Address
- 520 Cumberland Street Gloucester City, Camden County, New Jersey, 08030 United States
- Coordinates: 39°53′43″N 75°07′18″W﻿ / ﻿39.895328°N 75.121701°W

District information
- Grades: PreK-12
- Superintendent: Sean Gorman
- Business administrator: Sarah Bell
- Schools: 3
- Affiliation: Former Abbott district

Students and staff
- Enrollment: 2,356 (as of 2022–23)
- Faculty: 176.8 (on an FTE basis)
- Student–teacher ratio: 13.3:1

Other information
- District Factor Group: B
- Website: www.gcsd.k12.nj.us
| Ind. | Per pupil | District spending | Rank (*) | K-12 average | %± vs. average |
| 1A | Total Spending | $23,176 | 65 | $18,891 | 22.7% |
| 1 | Budgetary Cost | 19,035 | 66 | 14,783 | 28.8% |
| 2 | Classroom Instruction | 10,920 | 66 | 8,763 | 24.6% |
| 6 | Support Services | 3,532 | 65 | 2,392 | 47.7% |
| 8 | Administrative Cost | 1,701 | 53 | 1,485 | 14.5% |
| 10 | Operations & Maintenance | 2,421 | 66 | 1,783 | 35.8% |
| 13 | Extracurricular Activities | 429 | 45 | 268 | 60.1% |
| 16 | Median Teacher Salary | 61,100 | 23 | 64,043 |
Data from NJDoE 2014 Taxpayers' Guide to Education Spending. *Of K-12 districts with 1,800-3,500 students. Lowest spending=1; Highest=68

= Gloucester City Public Schools =

School district in Camden County, New Jersey, US

Gloucester City Public Schools is a comprehensive community public school district that serves students in pre-kindergarten through twelfth grade from Gloucester City, in Camden County, in the U.S. state of New Jersey. The district is one of 31 former Abbott districts statewide that were established pursuant to the decision by the New Jersey Supreme Court in Abbott v. Burke which are now referred to as "SDA Districts" based on the requirement for the state to cover all costs for school building and renovation projects in these districts under the supervision of the New Jersey Schools Development Authority.

As of the 2022–23 school year, the district, comprised of three schools, had an enrollment of 2,356 students and 176.8 classroom teachers (on an FTE basis), for a student–teacher ratio of 13.3:1.

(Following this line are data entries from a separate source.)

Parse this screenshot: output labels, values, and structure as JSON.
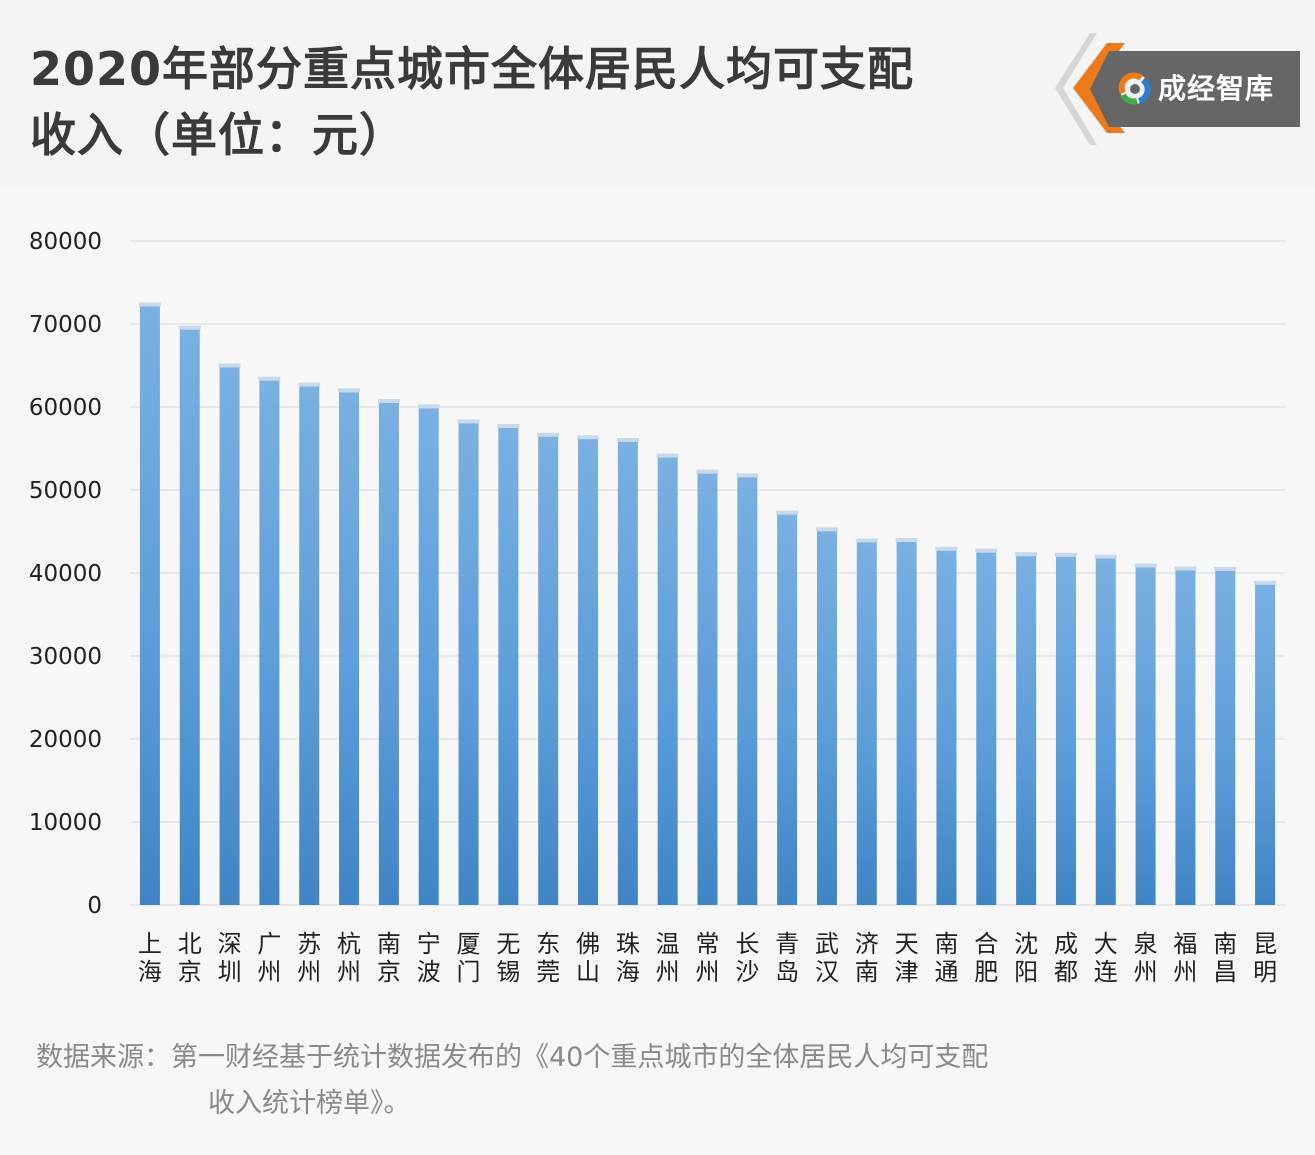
{
  "title_line1": "2020年部分重点城市全体居民人均可支配",
  "title_line2": "收入（单位：元）",
  "logo": {
    "text": "成经智库",
    "icon": "swirl-logo-icon"
  },
  "source": {
    "label": "数据来源：",
    "text_line1": "第一财经基于统计数据发布的《40个重点城市的全体居民人均可支配",
    "text_line2": "收入统计榜单》。"
  },
  "colors": {
    "bar_light": "#79aee0",
    "bar_dark": "#3f84c4",
    "grid": "#e2e2e8",
    "logo_orange": "#ee7a1e",
    "logo_gray": "#6a6a6a"
  },
  "chart_data": {
    "type": "bar",
    "title": "2020年部分重点城市全体居民人均可支配收入（单位：元）",
    "xlabel": "",
    "ylabel": "",
    "ylim": [
      0,
      80000
    ],
    "yticks": [
      "0",
      "10000",
      "20000",
      "30000",
      "40000",
      "50000",
      "60000",
      "70000",
      "80000"
    ],
    "grid": true,
    "legend": "none",
    "categories": [
      "上海",
      "北京",
      "深圳",
      "广州",
      "苏州",
      "杭州",
      "南京",
      "宁波",
      "厦门",
      "无锡",
      "东莞",
      "佛山",
      "珠海",
      "温州",
      "常州",
      "长沙",
      "青岛",
      "武汉",
      "济南",
      "天津",
      "南通",
      "合肥",
      "沈阳",
      "成都",
      "大连",
      "泉州",
      "福州",
      "南昌",
      "昆明"
    ],
    "values": [
      72232,
      69434,
      64878,
      63289,
      62582,
      61879,
      60606,
      59952,
      58140,
      57589,
      56533,
      56245,
      55910,
      54025,
      52080,
      51642,
      47156,
      45135,
      43800,
      43854,
      42798,
      42567,
      42148,
      42075,
      41850,
      40783,
      40423,
      40367,
      38700
    ]
  }
}
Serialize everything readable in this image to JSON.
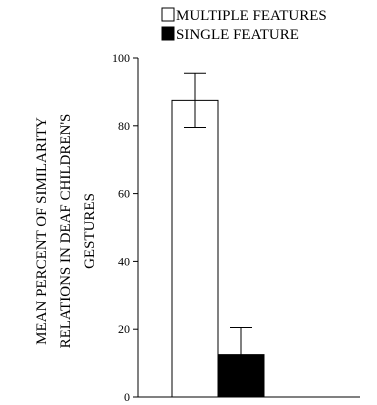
{
  "chart_data": {
    "type": "bar",
    "title": "",
    "xlabel": "",
    "ylabel_lines": [
      "MEAN PERCENT OF SIMILARITY",
      "RELATIONS IN DEAF CHILDREN'S",
      "GESTURES"
    ],
    "ylim": [
      0,
      100
    ],
    "yticks": [
      0,
      20,
      40,
      60,
      80,
      100
    ],
    "grid": false,
    "legend_position": "top",
    "series": [
      {
        "name": "MULTIPLE FEATURES",
        "value": 87.5,
        "error": 8,
        "color": "#ffffff"
      },
      {
        "name": "SINGLE FEATURE",
        "value": 12.5,
        "error": 8,
        "color": "#000000"
      }
    ]
  }
}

The district is classified by the New Jersey Department of Education as being in District Factor Group "B", the second lowest of eight groupings. District Factor Groups organize districts statewide to allow comparison by common socioeconomic characteristics of the local districts. From lowest socioeconomic status to highest, the categories are A, B, CD, DE, FG, GH, I and J.

Students from Brooklawn attend the district's high school for ninth through twelfth grades as part of a sending/receiving relationship with the Brooklawn Public School District.

==Schools==
Schools in the district (with 2022–23 enrollment data from the National Center for Education Statistics) are:
- Elementary school
- Cold Springs Elementary School with 842 students in grades PreK-3
  - Jennifer Daubert, principal
- Middle school
- Gloucester City Middle School with 779 students in grades 4-8
  - Shane McNichol, principal
- High school
- Gloucester City High School with 702 students in grades 9-12
  - Sean Gorman, principal

==Administration==
Core members of the district's administration are:
- Sean Gorman, superintendent
- Sarah Bell, business administrator and board secretary

==Board of education==
The district's board of education, comprised of nine members, sets policy and oversees the fiscal and educational operation of the district through its administration. As a Type II school district, the board's trustees are elected directly by voters to serve three-year terms of office on a staggered basis, with three seats up for election each year held (since 2012) as part of the November general election. The board appoints a superintendent to oversee the district's day-to-day operations and a business administrator to supervise the business functions of the district. The board includes a tenth member appointed to represent Brooklawn.